On ne l'aurait pas relevé s'il avait été un illustre inconnu. Ou le leader d'un parti autonomiste. Mais voilà. Karel De Gucht est l'un des chefs de file de l'Open VLD. Il est aussi le ministre des Affaires étrangères de Belgique. On imagine le tollé qu'il provoquerait s'il devait déclarer un jour à la tribune des Nations unies "A terme, la loi du nombre l'emportera toujours". Il ne se l'autoriserait d'ailleurs pas. Mais quand c'est pour donner la leçon aux francophones de Belgique, il n'y a manifestement plus de retenue.

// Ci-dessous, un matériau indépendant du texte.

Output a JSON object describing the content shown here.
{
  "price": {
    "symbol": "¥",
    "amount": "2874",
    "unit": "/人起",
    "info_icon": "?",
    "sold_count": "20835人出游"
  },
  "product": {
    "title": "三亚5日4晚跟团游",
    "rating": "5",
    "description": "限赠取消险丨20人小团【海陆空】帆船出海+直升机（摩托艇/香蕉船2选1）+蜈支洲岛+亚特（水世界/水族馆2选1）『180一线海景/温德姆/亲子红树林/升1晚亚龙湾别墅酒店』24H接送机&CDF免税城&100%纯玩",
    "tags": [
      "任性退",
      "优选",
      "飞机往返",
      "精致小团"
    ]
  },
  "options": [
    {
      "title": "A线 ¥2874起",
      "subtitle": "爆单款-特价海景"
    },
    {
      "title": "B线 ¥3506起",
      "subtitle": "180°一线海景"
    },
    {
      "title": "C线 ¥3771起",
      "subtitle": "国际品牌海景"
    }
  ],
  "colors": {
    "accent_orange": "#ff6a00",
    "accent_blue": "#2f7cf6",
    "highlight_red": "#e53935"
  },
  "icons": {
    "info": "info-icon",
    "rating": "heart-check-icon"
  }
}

L'équipe Leterme ne dispose plus que de 8 jours pour dessiner les contours d'une nouvelle réforme de l'Etat. Si elle échoue dans sa mission, la Belgique plongera à nouveau dans la crise politique ouverte. Karel De Gucht croyait-il vraiment qu'il allait faciliter la conclusion d'un accord en avançant aux francophones que leur voix pourrait peser "à terme" moins lourd que celle des Flamands ? Ce serait faire preuve d'un bien curieux sens de la négociation. L'humiliation n'est d'aucun secours quand on continue à vouloir la résolution pacifique des conflits. Puisse-t-il se souvenir qu'on est toujours la minorité d'une majorité. Les Flamands à Bruxelles par exemple. Olivier Maingain, le président du FDF, n'a pas dû se forcer pour le lui signaler.

Karel De Gucht a cependant une circonstance atténuante : il n'a fait que répercuter un sentiment dominant en Flandre. Le même sentiment qui avait conduit en novembre dernier les députés flamands à adopter à la quasi-unanimité une proposition de loi scindant Bruxelles-Hal-Vilvorde. Et qui permet de faire l'économie du compromis. Pourquoi en effet accepter des concessions si le seul fait du nombre doit suffire à l'emporter "à terme". Certains francophones ont cru qu'ils pourraient s'opposer à toute modification de l'architecture institutionnelle en dépit de la pression flamande. La Flandre pense désormais qu'elle pourra imposer ses désirs d'autonomie à la minorité francophone. Le dialogue paraît devenu impossible. Avant de conclure un accord institutionnel, il faudrait que chacun retrouve le sens du compromis. Il ne reste plus que 8 jours.